Actualmente o Egipto ocupa o 24º lugar no Ranking da FIFA, tendo falhado por uma nesga a sua qualificação para o Mundial 2010, a disputar na África do Sul. Na última fase de qualificação para o CAN e Mundial 2010, os Faraós terminaram em segundo lugar, ao favor da Argélia que terminou em igualdade pontual (13) com os Faraós, tendo sido necessário o recurso ao jogo de play-off para definir quem iria ao Mundial da África do Sul, numa partida ganha pelos argelinos por 1-0, jogo disputado no Sudão.

 

As estrelas dos Faraós

O Al Ahly, melhor equipa africana por várias vezes, oferece actualmente um grande número de jogadores para a selecção egípcia, o que permite que os integrantes da selecção se conheçam e facilita a fluidez da equipa.

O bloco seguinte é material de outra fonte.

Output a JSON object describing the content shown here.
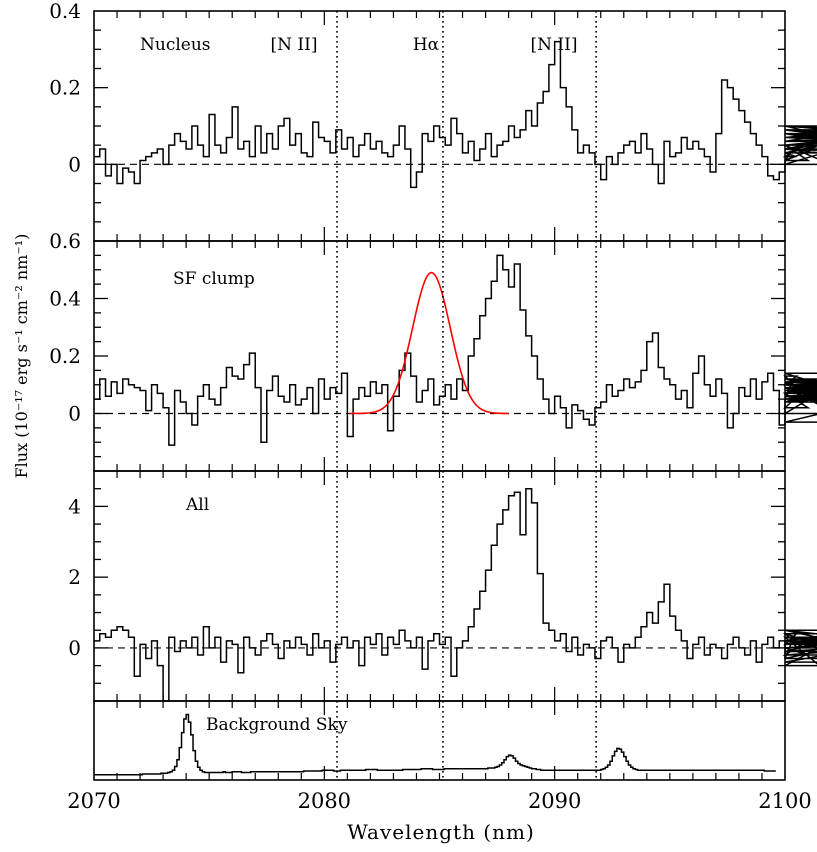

Poucos são os membros da equipa que jogam no estrangeiro: Mohamed Zidan do Borussia Dortmund da Alemanha, Mohamed Shawky do Middlesbrough são alguns dos futebolistas que jogam fora do país.

Os Faraós contam com o líder emblemático Ahmed Hassan (Anderlecht), o sucessor do lendário Hossam Hassan. No ataque destaca-se a presença da dupla Mohamed Zidan e Amr Zaki que dão ao Egipto um potencial ofensivo digno. Na defesa, Wael Gomaa é o dirigente de uma unidade sólida e disciplinada.

 

A primeira selecção africana num Mundial FIFA

Doze anos depois voltaria a levantar o “caneco”. Na 21ª edição da prova, realizada no Burkina Faso, o Egipto venceu na final a África do Sul por 2-0. O seu avançado Hossan Hassan seria coroado rei dos goleadores com sete tentos, os mesmos que Benny Mc Carthy da África do Sul, avançado que foi campeão europeu pelo FC Porto.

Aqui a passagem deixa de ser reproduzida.